Yeni şarkılar neler diye ditijal dünya da dolaşırken ‘Ansızın Bi İnfilak’ın yenisi 22 Aralık tarihinde yayınlanan ‘YUH’ u fark ettim. Ve acilen Ansızın Bi İnfilak konseri bekliyorum.
Grubun adını çok iyi biliyordum ama şarkılarını hiç dinlememişim. ‘YUH’ u ve diğer şarkıları dinleyince bayıldım. Şarkı grubun davulcusu KaanYol tarafından yazılmış. Ve grubun solisti Emre Yasak şarkıya yorumu ile değer katmış.

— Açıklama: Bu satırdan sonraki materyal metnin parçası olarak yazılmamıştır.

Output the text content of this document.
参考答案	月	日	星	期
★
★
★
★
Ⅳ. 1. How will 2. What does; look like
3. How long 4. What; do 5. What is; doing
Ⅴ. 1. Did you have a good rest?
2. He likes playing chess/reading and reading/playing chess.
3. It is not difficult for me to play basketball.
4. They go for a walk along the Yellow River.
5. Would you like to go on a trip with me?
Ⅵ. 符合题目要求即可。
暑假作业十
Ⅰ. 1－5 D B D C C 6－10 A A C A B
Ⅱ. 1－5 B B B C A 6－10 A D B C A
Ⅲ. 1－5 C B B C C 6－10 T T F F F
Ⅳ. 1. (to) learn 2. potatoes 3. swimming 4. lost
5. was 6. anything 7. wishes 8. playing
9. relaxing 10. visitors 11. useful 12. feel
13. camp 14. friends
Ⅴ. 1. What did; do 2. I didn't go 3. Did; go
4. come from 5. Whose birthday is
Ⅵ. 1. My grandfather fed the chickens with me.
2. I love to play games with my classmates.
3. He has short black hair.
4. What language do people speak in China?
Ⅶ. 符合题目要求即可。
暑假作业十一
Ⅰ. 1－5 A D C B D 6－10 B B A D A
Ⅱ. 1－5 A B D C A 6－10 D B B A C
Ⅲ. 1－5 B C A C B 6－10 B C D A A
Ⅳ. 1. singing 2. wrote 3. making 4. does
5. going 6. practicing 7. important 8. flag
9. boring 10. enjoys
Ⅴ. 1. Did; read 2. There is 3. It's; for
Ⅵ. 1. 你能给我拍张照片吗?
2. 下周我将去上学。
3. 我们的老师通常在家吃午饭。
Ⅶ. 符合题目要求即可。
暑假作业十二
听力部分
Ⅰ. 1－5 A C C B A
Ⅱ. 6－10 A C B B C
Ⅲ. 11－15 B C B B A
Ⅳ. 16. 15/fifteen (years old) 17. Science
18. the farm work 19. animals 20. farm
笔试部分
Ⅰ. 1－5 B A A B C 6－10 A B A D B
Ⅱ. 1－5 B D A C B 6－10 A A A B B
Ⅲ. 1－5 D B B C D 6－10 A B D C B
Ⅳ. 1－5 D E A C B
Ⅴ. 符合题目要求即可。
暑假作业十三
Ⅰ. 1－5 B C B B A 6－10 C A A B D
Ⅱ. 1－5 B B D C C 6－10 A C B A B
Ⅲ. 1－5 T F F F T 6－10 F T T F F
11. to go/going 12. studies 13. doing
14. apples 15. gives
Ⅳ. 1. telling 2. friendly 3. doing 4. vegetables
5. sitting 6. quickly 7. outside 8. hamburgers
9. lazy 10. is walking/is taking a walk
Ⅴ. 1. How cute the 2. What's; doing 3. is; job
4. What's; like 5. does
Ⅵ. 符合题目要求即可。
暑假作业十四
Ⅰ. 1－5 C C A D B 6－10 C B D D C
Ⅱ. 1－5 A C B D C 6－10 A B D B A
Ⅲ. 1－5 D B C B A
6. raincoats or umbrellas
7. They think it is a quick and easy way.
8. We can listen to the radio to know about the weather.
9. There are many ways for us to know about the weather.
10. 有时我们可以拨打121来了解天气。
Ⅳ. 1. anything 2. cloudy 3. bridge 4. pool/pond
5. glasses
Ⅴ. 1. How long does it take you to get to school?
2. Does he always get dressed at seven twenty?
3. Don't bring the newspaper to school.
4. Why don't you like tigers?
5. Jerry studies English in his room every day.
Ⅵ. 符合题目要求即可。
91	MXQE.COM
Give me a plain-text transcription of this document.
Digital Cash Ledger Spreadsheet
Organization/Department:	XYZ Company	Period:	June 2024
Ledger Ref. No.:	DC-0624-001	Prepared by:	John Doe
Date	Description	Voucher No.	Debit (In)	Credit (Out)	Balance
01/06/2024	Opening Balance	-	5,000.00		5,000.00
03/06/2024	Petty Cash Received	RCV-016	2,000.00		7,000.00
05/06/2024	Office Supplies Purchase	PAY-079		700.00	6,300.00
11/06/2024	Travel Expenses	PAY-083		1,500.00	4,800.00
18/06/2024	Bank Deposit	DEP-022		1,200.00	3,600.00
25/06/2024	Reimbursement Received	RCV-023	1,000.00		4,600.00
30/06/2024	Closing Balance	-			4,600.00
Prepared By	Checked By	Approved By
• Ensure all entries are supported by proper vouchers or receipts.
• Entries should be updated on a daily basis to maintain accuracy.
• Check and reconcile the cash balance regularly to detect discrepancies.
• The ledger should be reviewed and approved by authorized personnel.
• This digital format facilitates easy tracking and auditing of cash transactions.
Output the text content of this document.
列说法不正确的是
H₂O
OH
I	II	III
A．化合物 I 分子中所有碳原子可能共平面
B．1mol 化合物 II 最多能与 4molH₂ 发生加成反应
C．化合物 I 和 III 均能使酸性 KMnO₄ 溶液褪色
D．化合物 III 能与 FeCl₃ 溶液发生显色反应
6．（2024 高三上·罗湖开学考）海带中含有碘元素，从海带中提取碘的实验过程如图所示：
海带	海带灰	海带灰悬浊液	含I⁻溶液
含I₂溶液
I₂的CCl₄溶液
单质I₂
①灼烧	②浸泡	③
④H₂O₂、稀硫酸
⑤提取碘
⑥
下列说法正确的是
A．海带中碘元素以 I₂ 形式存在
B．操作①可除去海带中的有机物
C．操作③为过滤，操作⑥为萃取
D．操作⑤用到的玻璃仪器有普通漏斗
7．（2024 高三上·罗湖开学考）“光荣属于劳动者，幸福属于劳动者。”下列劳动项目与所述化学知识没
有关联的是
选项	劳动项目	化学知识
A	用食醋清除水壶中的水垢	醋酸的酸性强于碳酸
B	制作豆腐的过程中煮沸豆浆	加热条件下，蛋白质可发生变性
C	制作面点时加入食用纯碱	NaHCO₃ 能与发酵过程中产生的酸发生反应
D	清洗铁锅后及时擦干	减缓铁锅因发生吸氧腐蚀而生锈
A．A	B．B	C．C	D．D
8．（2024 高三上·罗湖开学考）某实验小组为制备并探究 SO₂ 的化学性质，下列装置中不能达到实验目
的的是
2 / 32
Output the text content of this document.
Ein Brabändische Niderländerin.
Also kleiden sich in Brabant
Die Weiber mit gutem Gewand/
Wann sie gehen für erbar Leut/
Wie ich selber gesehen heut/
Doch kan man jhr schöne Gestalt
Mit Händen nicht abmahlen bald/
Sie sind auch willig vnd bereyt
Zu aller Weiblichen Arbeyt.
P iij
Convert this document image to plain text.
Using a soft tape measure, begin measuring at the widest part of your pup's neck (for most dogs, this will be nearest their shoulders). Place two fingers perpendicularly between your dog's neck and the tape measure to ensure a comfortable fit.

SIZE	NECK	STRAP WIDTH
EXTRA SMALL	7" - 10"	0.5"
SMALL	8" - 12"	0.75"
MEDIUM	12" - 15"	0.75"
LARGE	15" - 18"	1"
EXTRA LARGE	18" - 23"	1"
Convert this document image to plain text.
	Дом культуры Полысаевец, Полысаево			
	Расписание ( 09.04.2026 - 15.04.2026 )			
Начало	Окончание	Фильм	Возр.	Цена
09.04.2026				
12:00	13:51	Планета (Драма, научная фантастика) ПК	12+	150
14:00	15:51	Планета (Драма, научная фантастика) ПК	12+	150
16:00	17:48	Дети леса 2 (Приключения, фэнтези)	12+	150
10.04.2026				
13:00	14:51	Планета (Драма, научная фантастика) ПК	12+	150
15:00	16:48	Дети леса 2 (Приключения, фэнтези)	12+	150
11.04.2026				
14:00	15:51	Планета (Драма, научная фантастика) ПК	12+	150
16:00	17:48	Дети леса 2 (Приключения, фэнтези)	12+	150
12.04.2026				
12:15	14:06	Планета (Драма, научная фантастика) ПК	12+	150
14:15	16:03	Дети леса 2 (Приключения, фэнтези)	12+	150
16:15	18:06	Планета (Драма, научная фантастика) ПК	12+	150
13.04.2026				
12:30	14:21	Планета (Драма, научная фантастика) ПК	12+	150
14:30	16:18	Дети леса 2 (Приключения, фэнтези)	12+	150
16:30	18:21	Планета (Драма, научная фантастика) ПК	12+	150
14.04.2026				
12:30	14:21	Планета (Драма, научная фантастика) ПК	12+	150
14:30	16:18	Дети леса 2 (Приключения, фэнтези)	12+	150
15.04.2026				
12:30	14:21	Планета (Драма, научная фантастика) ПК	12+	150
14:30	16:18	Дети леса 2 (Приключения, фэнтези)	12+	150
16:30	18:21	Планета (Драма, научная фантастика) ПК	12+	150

Ansızın Bi İnfilak’ı Emre Yasak 2016 yılında kurmuş.
Sanatçı bir kaç cover grubunda solistlik yaptıktan sonra çocukluk hayali olan “kendi albümlerini yapma ve sahnede onlara ses verme” amacı ile ortaya çıkardığı ‘Ansızın Bi İnfilak ‘ı Edip Cansever’in “İnfilak” şiirinde yer alan bir cümleden ilham alarak isimlendirmiş Emre Yasak.
Ansızın Bi İnfilak 2013-2020 yılları arasında müzik yapan yeni tür gruplara verilen isim olan “Üçüncü Yeniler” akımının kült temsilcilerinden biri olmuş.
Grup yayınladığı 2 albüm ve 9 “single”dan, 17 şarkının söz ve müziğinde imzası olan müzisyen, şarkılarını yazarken, dinleyici olarak senelerdir biriktirdiklerini, yaşamın içinde karşılaştıklarıyla birleştirip, sade ve farklı bir dil kullanarak, her şarkının aklıda bir “kısa film” etkisi uyandırmasını amaçlıyor.
Bu şarkılardan; “Giderken” Bergüzar Korel ve Engin Akyürek’in rol aldığı “Bir Aşk İki Hayat” filminin “soundtrack”inde ve
“Eskidin” Kimse Kimseyi Sevmesin” “Keşke Burada Olsan” parçaları ise dijital platformlarda liste başarısı ile dikkat çekiyor...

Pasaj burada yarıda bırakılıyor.